Leinster House officials must investigate bullying and harassment, equality group insists

In a major Houses of the Oireachtas Commission survey which was leaked earlier this week, officials found that a large number of people working in Leinster House have suffered significant bullying and harassment.

Leinster House officials must investigate bullying and harassment, equality group insists

An internal Dáil equality group has demanded Leinster House officials investigate bullying and sexual harassment problems at the campus every two years after uncovering a litany of issues within the political arena.

Green Party TD and women's parliamentary caucus chair, Catherine Martin, insisted the "urgent action" is needed alongside a detailed Dáil debate on what is happening in the shadows of power, saying the problem must not continue to be ignored.

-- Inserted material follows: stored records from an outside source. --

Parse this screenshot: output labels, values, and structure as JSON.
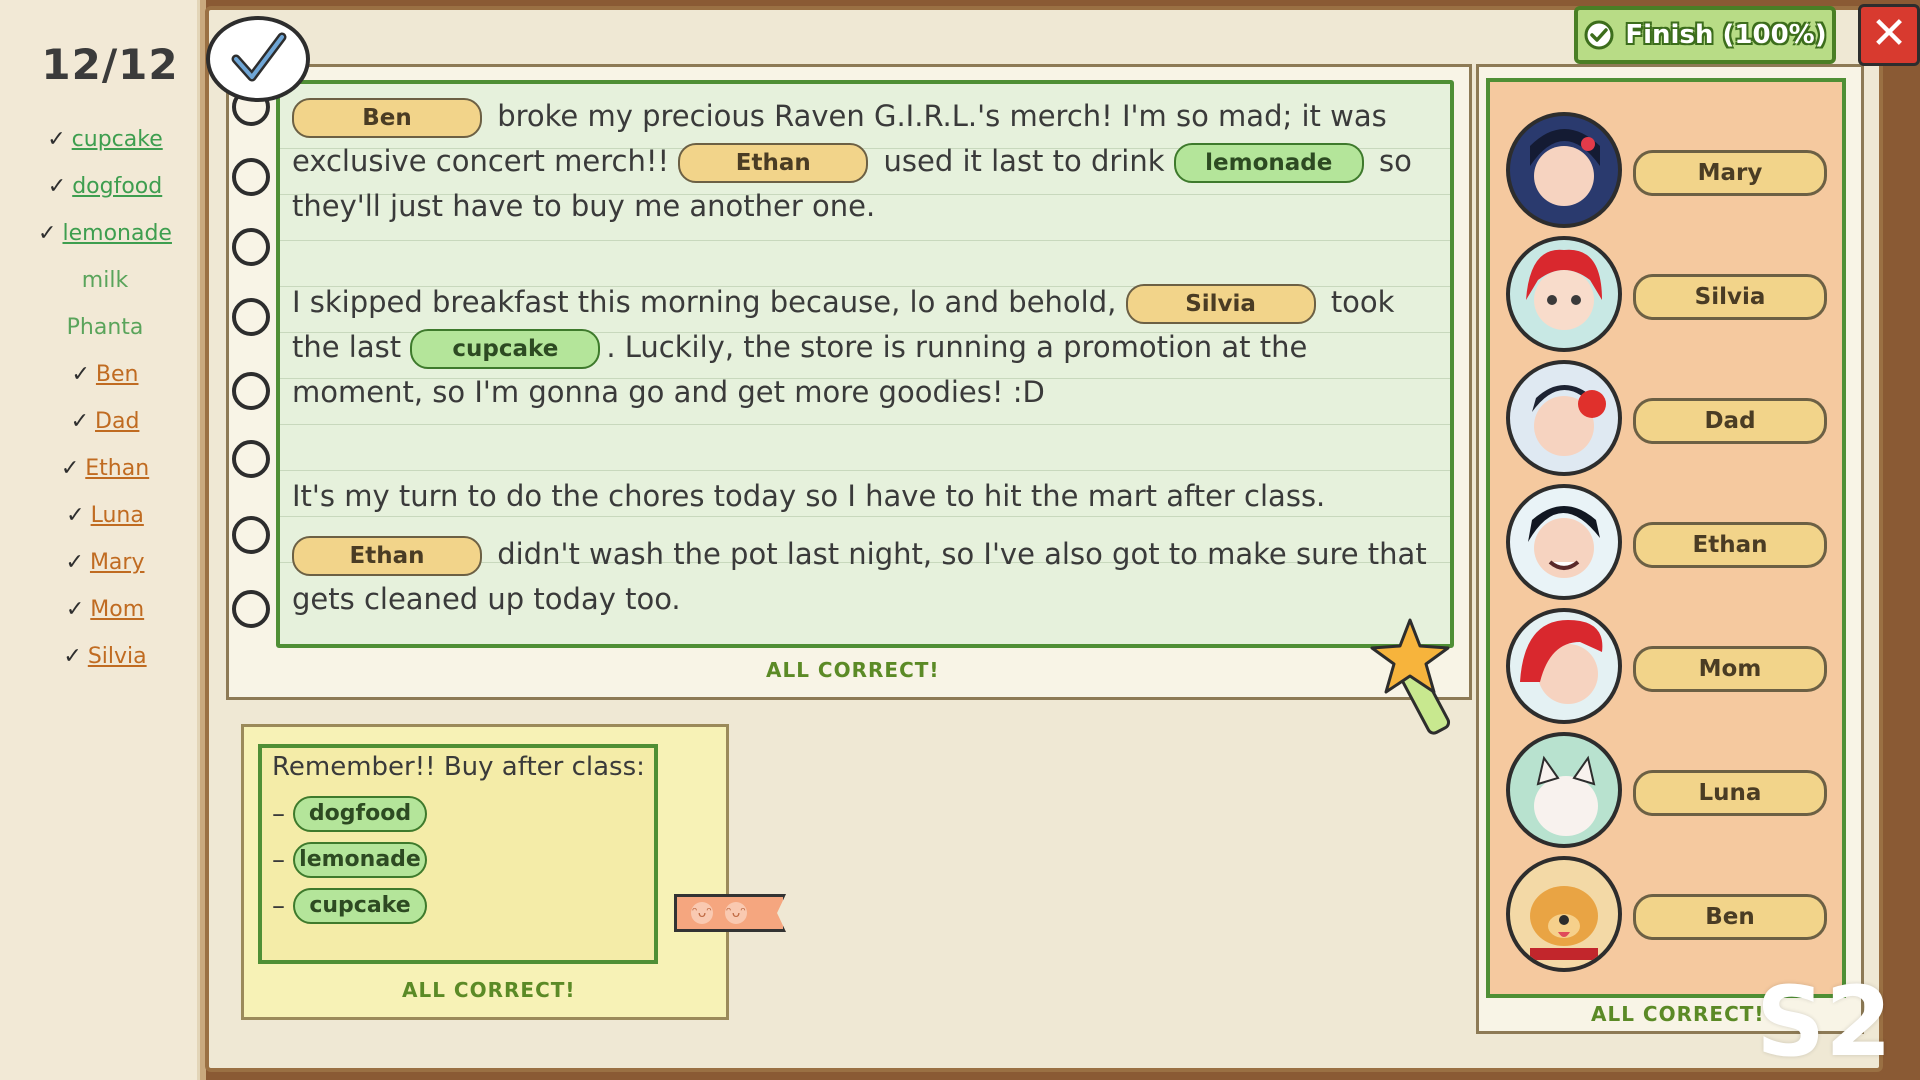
{
  "sidebar": {
    "count": "12/12",
    "items": [
      {
        "label": "cupcake",
        "kind": "word",
        "checked": true
      },
      {
        "label": "dogfood",
        "kind": "word",
        "checked": true
      },
      {
        "label": "lemonade",
        "kind": "word",
        "checked": true
      },
      {
        "label": "milk",
        "kind": "plain",
        "checked": false
      },
      {
        "label": "Phanta",
        "kind": "plain",
        "checked": false
      },
      {
        "label": "Ben",
        "kind": "person",
        "checked": true
      },
      {
        "label": "Dad",
        "kind": "person",
        "checked": true
      },
      {
        "label": "Ethan",
        "kind": "person",
        "checked": true
      },
      {
        "label": "Luna",
        "kind": "person",
        "checked": true
      },
      {
        "label": "Mary",
        "kind": "person",
        "checked": true
      },
      {
        "label": "Mom",
        "kind": "person",
        "checked": true
      },
      {
        "label": "Silvia",
        "kind": "person",
        "checked": true
      }
    ]
  },
  "notebook": {
    "p1": {
      "tag1": "Ben",
      "t1": "broke my precious Raven G.I.R.L.'s merch!  I'm so mad; it was exclusive concert merch!!",
      "tag2": "Ethan",
      "t2": "used it last to drink",
      "tag3": "lemonade",
      "t3": "so they'll just have to buy me another one."
    },
    "p2": {
      "t1": "I skipped breakfast this morning because, lo and behold,",
      "tag1": "Silvia",
      "t2": "took the last",
      "tag2": "cupcake",
      "t3": ". Luckily, the store is running a promotion at the moment, so I'm gonna go and get more goodies! :D"
    },
    "p3": {
      "t1": "It's my turn to do the chores today so I have to hit the mart after class.",
      "tag1": "Ethan",
      "t2": "didn't wash the pot last night, so I've also got to make sure that gets cleaned up today too."
    },
    "status": "ALL CORRECT!"
  },
  "sticky": {
    "title": "Remember!! Buy after class:",
    "dash": "–",
    "items": [
      "dogfood",
      "lemonade",
      "cupcake"
    ],
    "status": "ALL CORRECT!"
  },
  "characters": {
    "names": [
      "Mary",
      "Silvia",
      "Dad",
      "Ethan",
      "Mom",
      "Luna",
      "Ben"
    ],
    "status": "ALL CORRECT!"
  },
  "top": {
    "finish_label": "Finish (100%)",
    "close_symbol": "✕"
  },
  "stage": "S2",
  "colors": {
    "accent_green": "#4f8f35",
    "name_tag": "#f2d48a",
    "item_tag": "#b4e59a",
    "close_red": "#d83a2f"
  }
}
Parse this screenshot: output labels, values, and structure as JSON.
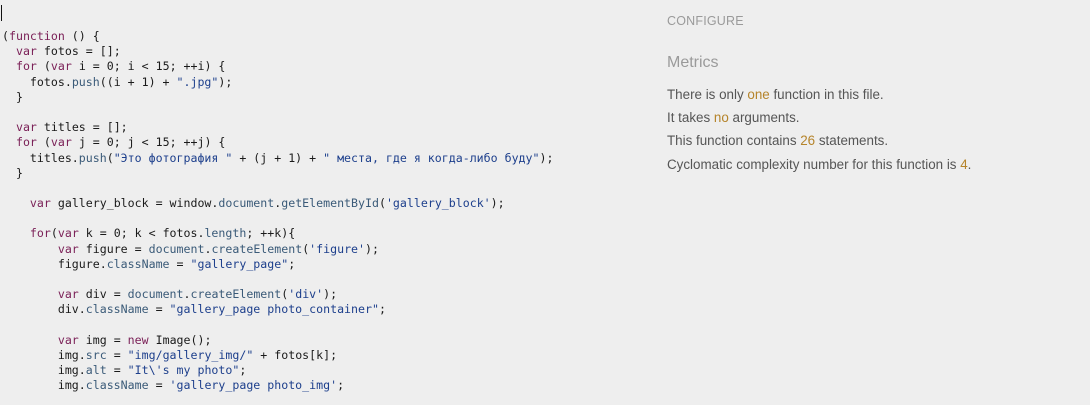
{
  "editor": {
    "lines": [
      "(function () {",
      "  var fotos = [];",
      "  for (var i = 0; i < 15; ++i) {",
      "    fotos.push((i + 1) + \".jpg\");",
      "  }",
      "",
      "  var titles = [];",
      "  for (var j = 0; j < 15; ++j) {",
      "    titles.push(\"Это фотография \" + (j + 1) + \" места, где я когда-либо буду\");",
      "  }",
      "",
      "    var gallery_block = window.document.getElementById('gallery_block');",
      "",
      "    for(var k = 0; k < fotos.length; ++k){",
      "        var figure = document.createElement('figure');",
      "        figure.className = \"gallery_page\";",
      "",
      "        var div = document.createElement('div');",
      "        div.className = \"gallery_page photo_container\";",
      "",
      "        var img = new Image();",
      "        img.src = \"img/gallery_img/\" + fotos[k];",
      "        img.alt = \"It\\'s my photo\";",
      "        img.className = 'gallery_page photo_img';"
    ]
  },
  "panel": {
    "configure_label": "CONFIGURE",
    "metrics_title": "Metrics",
    "metrics": [
      {
        "before": "There is only ",
        "value": "one",
        "after": " function in this file."
      },
      {
        "before": "It takes ",
        "value": "no",
        "after": " arguments."
      },
      {
        "before": "This function contains ",
        "value": "26",
        "after": " statements."
      },
      {
        "before": "Cyclomatic complexity number for this function is ",
        "value": "4",
        "after": "."
      }
    ]
  },
  "colors": {
    "background": "#eeeeee",
    "keyword": "#7a1f56",
    "string": "#1d3f8c",
    "highlight": "#b5842b",
    "muted_text": "#9a9a9a"
  }
}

In a major Houses of the Oireachtas Commission survey which was leaked earlier this week, officials found that a large number of people working in Leinster House have suffered significant bullying and harassment.

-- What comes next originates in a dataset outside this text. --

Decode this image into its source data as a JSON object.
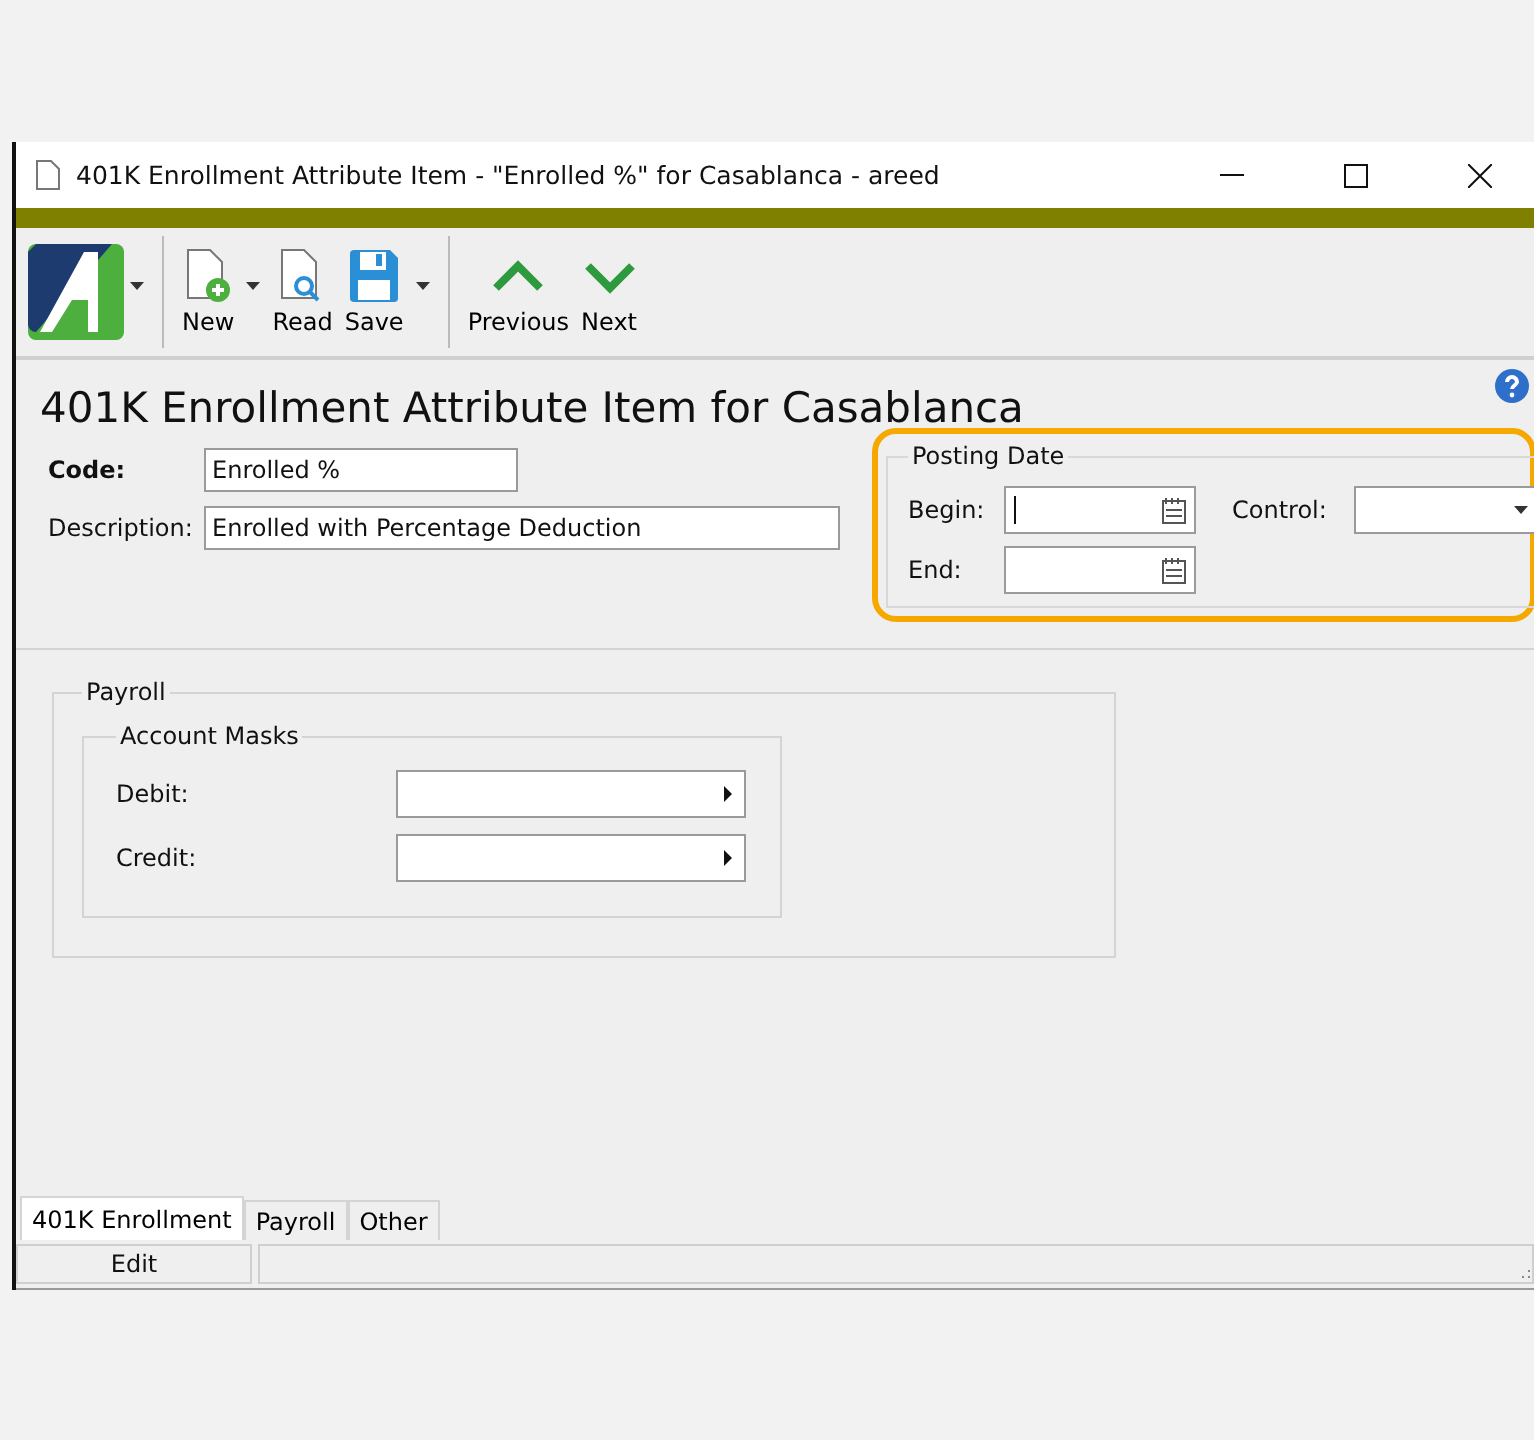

The survey, which was launched in March on the back of similar revelations at the House of Commons in London, was based on the views of 514 people working at the parliamentary campus and found:

  • 15% of people experienced bullying with abuse of power and verbal bullying the most common issues
  • 8% said they experienced harassment including discrimination and or derogatory comments
  • 3% said they faced and have reported sexual harassment on campus

Of the people who said they have faced bullying, 57% said this was from their direct employer or line manager and 43% said it was from another person with whom they were working.

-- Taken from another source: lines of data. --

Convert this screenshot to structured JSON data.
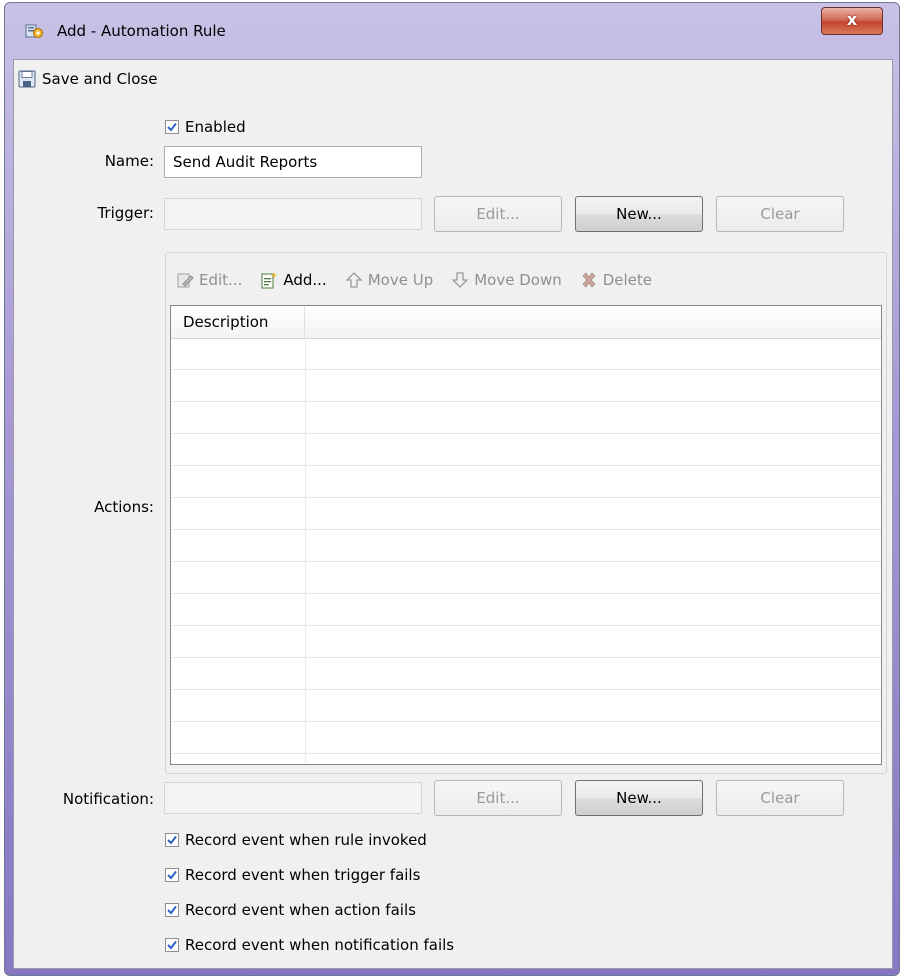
{
  "window": {
    "title": "Add - Automation Rule",
    "close_glyph": "x"
  },
  "toolbar": {
    "save_close_label": "Save and Close"
  },
  "form": {
    "enabled_label": "Enabled",
    "enabled_checked": true,
    "name_label": "Name:",
    "name_value": "Send Audit Reports",
    "trigger_label": "Trigger:",
    "trigger_value": "",
    "actions_label": "Actions:",
    "notification_label": "Notification:",
    "notification_value": ""
  },
  "buttons": {
    "edit": "Edit...",
    "new": "New...",
    "clear": "Clear"
  },
  "actions_toolbar": {
    "edit": "Edit...",
    "add": "Add...",
    "move_up": "Move Up",
    "move_down": "Move Down",
    "delete": "Delete"
  },
  "grid": {
    "columns": [
      "Description",
      ""
    ],
    "rows": []
  },
  "options": [
    {
      "label": "Record event when rule invoked",
      "checked": true
    },
    {
      "label": "Record event when trigger fails",
      "checked": true
    },
    {
      "label": "Record event when action fails",
      "checked": true
    },
    {
      "label": "Record event when notification fails",
      "checked": true
    }
  ],
  "icons": {
    "app": "automation-rule-icon",
    "save": "floppy-disk-icon",
    "edit": "pencil-icon",
    "add": "add-document-icon",
    "move_up": "arrow-up-icon",
    "move_down": "arrow-down-icon",
    "delete": "delete-x-icon"
  },
  "colors": {
    "accent": "#2a62c4",
    "titlebar": "#a99ad6",
    "close": "#c4442d"
  }
}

However, 78% of people surveyed also said they felt safe working at Leinster House and 61% said they feel they are treated with respect in the workplace.

Responding to the findings on Friday, Ms Martin said the survey "clearly shows bullying and harassment issues are of real concern in Leinster House".

And in a clear warning of the depth of the problem, Ms Martin added that an investigation into the prevalence of the cases must take place every two years to ensure people working at Leinster House can do so in safety.

The findings of the survey clearly show that bullying and harassment are issues of real concern in Leinster House.

"The women’s caucus is calling on the Houses of the Oireachtas Commission to take urgent action to ensure that there is adequate support available for victims and robust procedures in place to deal with misconduct.

"We are calling on the Oireachtas Commission to conduct this survey every two years so that these issues can be monitored, and any supports put in place should also be reviewed.

"We will be requesting that the findings of this survey be debated in both Houses of the Oireachtas," Ms Martin said.

Her calls were echoed by Fine Gael TD and women's parliamentary caucus deputy chair Marcella Corcoran Kennedy, who said a "zero tolerance approach to bullying or harassment" is needed in Leinster House "as should be the case in any workplace".

The problems in Leinster House are not believed to be on the same scale or as commonplace as those uncovered at the House of Commons in the past year.

However, the detailed Irish survey has underlined the fact that serious bullying, harassment and sexual harassment cases have occurred at Leinster House - a situation which will put pressure on the Government, individual parties and TDs, and Oireachtas officials to ensure the previously hidden problem is fully addressed.